Par Amanda Fowler (Avocate superviseure) et Laura Wade (Gestionnaire de programme)
Dans la plus longue affaire à laquelle AthlètesCAN et la Clinique Solution Sport (la clinique) de la Faculté de droit de Western ont participé, une ancienne entraîneuse de Gymnastique Canada, Elvira Saadi, s’est vu interdire à vie d’entraîner des athlètes.
Cette décision est la première à ordonner une interdiction à vie pour des abus non sexuels au Canada. Il s’agit également de la première décision rendue publique (en anglais seulement) – ce qui constitue une nette différence par rapport à la « pratique » de Gymnastique Canada qui consistait à garder les décisions confidentielles.

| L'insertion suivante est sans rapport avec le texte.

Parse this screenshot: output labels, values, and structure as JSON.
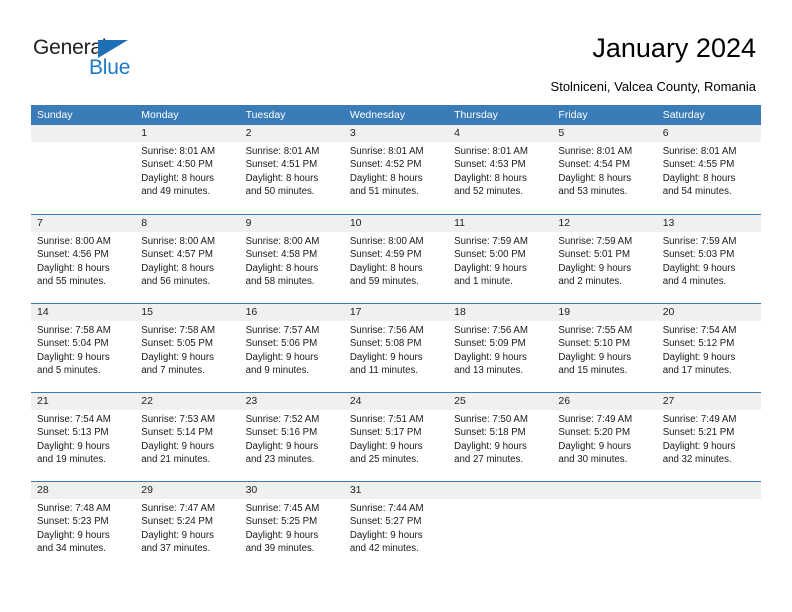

Il a été établi que Mme Saadi avait abusé d’athlètes en leur infligeant des sévices physiques, émotionnelles et psychologiques. Elle faisait notamment des commentaires désobligeants sur le corps des athlètes, limitait leur consommation de nourriture et d’eau, et inspirait une peur qui s’est normalisée au sein de la communauté gymnique. Il s’agit là d’une décision importante dans le cadre du mouvement croissant en faveur du sport sécuritaire, qui reconnaît que d’autres formes d’abus, telles que les abus émotionnels et psychologiques, ne seront plus tolérées dans le sport.
Toutes les formes d’abus et de maltraitance doivent être prises au sérieux, et cette décision démontre que les abus émotionnels et psychologiques continus ne seront pas sanctionnés à la légère.
Afin de retracer l’historique de l’implication de la clinique dans cette affaire, l’enquête sur Mme Saadi menée par une enquêtrice externe a débuté en novembre 2020 et le rapport d’enquête a été publié en avril 2022. Le gestionnaire de cas a recommandé que les plaintes soient transmises à un comité de discipline de Gymnastique Canada pour qu’il prenne des mesures disciplinaires.
Au terme d’une médiation infructueuse, toutes les parties (chacune représentée par un avocat) ont accepté que le rapport d’enquête soit adopté par le comité comme conclusions de fait. Il restait donc au comité à décider de la sanction applicable.
Avant cette procédure de sanction, Gymnastique Canada et Mme Saadi ont déposé des requêtes : Gymnastique Canada a contesté le fait que notre cliente soit une plaignante à part entière dans la procédure, et Mme Saadi a cherché à annuler l’audience en raison d’un manque de compétence, d’une crainte de partialité et de l’équité procédurale en raison d’une prétendue convention d’honoraires dans le cadre de laquelle Gymnastique Canada a payé les frais d’avocat des autres plaignantes. (Il importe de souligner que nous n’avons jamais été payés par Gymnastique Canada).
Notre cliente a déposé des observations en réponse et a réussi à faire rejeter les demandes. En fait, Gymnastique Canada avait fait valoir que l’organisme « devenait » les plaignantes et qu’il devait prendre en charge et contrôler la procédure en leur nom à l’avenir. Le comité n’était pas d’accord. Gymnastique Canada s’est vu attribuer un rôle participatif, et non le statut de « partie » qu’il demandait.
À l’issue de la procédure de sanction, le comité a prononcé la sanction suivante :
- Suspension complète de l’adhésion à Gymnastique Canada et à tout organisme provincial de régie de la gymnastique au Canada pour une période de 10 ans, avec crédit pour la période de suspension provisoire.
- Obligation de suivre une formation sur l’éthique et l’entraînement sain et de démontrer une compréhension complète du Code d’éthique et de conduite de Gymnastique Canada, entre autres conditions de réintégration.
- Si les conditions susmentionnées sont remplies, elle est autorisée à retourner à la formation des entraîneurs uniquement. Il lui est interdit d’avoir un contact direct avec les athlètes de quelque manière que ce soit.
Compte tenu de la durée de cette affaire (3 ans, dont 13 mois d’enquête), elle a été supervisée par trois cohortes de gestionnaires de programmes de la clinique : les gestionnaires de programmes diplômés Tyler Matthews, Brittany Bates et Rheanna Geisel, ainsi que les gestionnaires de programmes actuels Laura Wade, Dylan Romero-Marshall et Hannah Herrington.
L’avocate superviseure de la clinique, Amanda Fowler, était l’avocate attitrée et le Dr Emir Crowne s’est joint à nous en tant que co-expert pour les requêtes et l’audience de sanction.